A parametric monophone speech synthesis system
Thesis (MScEng (Electrical and Electronic Engineering))--University of Stellenbosch, 2006.
Speech is the primary and most natural means of communication between human beings. With the rapid spread of technology across the globe and the increased number of personal and public applications for digital equipment in recent years, the need for human/machine interaction has increased dramatically. Synthetic speech is audible speech produced by a machine automatically. A text-to-speech (TTS) system is one that converts bodies of text into digital speech signals which can be heard and understood by a person. Current TTS systems generally require large annotated speech corpora in the languages for which they are developed. For many languages these resources are not available. In their absence, a TTS system generates synthetic speech by means of mathematical algorithms constrained by certain rules. This thesis describes the design and implementation of a rule-based speech generation algorithm for use in a TTS system. The system allows the type, emphasis, pitch and other parameters associated with a sound and its particular mode of articulation to be specified. However, no attempt is made to model prosodic and other higher-level information. Instead, this is assumed known. The algorithm uses linear predictive (LP) models of monophone speech units, which greatly reduces the amount of data required for development in a new language.
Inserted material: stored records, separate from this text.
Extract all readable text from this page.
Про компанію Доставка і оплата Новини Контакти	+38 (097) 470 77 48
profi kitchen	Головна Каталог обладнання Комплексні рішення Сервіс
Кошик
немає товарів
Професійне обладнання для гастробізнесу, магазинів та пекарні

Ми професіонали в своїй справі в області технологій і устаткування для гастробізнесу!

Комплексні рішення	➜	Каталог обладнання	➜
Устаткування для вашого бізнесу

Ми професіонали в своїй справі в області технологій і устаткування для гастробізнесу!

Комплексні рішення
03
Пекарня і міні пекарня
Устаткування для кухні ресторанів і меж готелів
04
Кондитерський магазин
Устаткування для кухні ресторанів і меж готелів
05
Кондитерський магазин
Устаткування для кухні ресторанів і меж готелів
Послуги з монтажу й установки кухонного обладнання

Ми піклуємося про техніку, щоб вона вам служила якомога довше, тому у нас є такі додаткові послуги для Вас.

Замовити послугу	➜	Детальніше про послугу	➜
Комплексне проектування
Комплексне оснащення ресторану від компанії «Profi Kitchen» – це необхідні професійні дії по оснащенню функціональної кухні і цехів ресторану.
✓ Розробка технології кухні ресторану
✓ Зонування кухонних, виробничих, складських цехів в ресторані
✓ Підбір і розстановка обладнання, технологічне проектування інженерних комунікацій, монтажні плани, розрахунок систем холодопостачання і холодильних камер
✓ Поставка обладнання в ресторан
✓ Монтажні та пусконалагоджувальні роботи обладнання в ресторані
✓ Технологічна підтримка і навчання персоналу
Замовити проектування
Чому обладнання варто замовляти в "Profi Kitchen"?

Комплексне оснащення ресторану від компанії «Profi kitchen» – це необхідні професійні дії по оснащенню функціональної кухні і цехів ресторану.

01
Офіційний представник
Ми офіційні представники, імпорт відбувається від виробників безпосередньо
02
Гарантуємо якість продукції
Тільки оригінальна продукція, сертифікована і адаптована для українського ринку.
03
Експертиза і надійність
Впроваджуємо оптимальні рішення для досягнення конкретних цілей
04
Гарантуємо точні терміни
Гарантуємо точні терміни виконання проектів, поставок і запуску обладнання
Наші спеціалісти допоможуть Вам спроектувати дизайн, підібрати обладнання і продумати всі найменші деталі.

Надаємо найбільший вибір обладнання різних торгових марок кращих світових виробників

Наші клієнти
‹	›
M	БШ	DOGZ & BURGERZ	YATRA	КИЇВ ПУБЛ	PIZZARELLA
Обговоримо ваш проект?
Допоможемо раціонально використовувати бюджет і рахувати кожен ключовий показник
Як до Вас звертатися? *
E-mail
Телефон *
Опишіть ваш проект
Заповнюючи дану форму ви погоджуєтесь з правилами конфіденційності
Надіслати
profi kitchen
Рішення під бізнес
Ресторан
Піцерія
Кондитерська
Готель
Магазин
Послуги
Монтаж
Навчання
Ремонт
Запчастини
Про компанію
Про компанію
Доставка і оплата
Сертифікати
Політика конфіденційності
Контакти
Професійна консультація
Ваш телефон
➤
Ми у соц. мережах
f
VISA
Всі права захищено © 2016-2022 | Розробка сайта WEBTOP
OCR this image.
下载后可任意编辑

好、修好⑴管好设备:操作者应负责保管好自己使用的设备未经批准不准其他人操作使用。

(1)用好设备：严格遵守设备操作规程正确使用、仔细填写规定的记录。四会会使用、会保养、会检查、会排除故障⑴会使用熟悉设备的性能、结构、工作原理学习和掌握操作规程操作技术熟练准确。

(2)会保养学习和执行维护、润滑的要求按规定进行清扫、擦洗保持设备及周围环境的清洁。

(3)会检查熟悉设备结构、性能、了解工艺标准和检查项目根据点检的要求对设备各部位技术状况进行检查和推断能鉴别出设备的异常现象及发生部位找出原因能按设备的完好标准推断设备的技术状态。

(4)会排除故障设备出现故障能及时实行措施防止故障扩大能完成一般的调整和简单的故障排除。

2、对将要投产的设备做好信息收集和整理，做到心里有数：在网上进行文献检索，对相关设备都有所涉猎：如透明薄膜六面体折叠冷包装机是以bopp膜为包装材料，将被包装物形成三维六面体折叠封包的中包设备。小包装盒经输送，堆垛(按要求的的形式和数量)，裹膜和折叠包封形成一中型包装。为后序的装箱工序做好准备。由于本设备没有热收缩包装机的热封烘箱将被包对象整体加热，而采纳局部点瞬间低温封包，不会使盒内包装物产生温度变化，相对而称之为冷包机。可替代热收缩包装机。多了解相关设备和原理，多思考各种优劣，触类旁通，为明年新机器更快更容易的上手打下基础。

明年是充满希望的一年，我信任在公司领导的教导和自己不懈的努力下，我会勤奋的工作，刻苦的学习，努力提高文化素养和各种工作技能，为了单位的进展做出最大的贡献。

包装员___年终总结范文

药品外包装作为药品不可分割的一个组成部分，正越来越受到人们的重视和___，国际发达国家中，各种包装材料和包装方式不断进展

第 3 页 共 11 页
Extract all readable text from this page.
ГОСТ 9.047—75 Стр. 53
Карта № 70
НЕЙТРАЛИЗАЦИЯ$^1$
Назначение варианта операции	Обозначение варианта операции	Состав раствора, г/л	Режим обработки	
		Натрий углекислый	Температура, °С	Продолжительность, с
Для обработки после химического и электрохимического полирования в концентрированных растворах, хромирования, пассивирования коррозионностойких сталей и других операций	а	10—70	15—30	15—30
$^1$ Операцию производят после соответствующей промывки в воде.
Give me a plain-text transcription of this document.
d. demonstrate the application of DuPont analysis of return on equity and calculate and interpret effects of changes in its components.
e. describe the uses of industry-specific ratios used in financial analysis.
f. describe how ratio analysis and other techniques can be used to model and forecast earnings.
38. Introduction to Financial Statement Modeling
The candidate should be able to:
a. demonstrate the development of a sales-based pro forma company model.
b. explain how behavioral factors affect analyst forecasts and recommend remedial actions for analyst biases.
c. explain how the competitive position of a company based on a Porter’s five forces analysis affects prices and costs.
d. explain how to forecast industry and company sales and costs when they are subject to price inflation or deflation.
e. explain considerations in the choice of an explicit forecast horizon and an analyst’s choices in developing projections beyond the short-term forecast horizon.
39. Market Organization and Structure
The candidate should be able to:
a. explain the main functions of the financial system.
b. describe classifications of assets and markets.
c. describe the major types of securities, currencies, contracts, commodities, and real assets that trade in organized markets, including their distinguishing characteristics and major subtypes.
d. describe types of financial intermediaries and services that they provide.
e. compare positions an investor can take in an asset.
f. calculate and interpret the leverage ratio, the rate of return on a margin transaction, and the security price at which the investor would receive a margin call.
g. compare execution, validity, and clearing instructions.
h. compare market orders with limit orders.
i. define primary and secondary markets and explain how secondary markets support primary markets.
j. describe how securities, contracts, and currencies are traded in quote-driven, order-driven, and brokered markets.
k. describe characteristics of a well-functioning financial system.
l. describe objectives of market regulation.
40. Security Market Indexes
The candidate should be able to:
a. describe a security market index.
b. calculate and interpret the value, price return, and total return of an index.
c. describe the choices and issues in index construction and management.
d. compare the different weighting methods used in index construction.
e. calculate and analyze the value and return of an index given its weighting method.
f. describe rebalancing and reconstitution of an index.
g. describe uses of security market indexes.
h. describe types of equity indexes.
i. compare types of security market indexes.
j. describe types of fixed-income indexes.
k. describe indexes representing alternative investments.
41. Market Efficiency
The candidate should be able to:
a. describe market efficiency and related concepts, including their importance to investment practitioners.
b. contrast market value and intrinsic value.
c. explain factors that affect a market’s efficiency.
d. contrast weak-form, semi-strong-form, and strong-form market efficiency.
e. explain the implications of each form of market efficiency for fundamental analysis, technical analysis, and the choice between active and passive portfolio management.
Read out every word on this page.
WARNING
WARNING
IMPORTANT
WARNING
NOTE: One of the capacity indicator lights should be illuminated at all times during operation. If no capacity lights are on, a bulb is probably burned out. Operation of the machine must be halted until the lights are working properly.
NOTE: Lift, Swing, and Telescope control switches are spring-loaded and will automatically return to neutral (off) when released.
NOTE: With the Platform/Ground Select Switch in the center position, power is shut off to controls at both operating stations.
A novel approach to the interpolation of monophone speech units is presented to allow realistic transitions between monophone units. Additionally, novel algorithms for estimation and modelling of the harmonic and stochastic content of an excitation signal are presented. This is used to determine the amount of voiced and unvoiced energy present in individual speech sounds. Promising results were obtained when evaluating the developed system’s South African English speech output using two widely used speech intelligibility tests, namely the modified rhyme test (MRT) and semantically unpredictable sentences (SUS).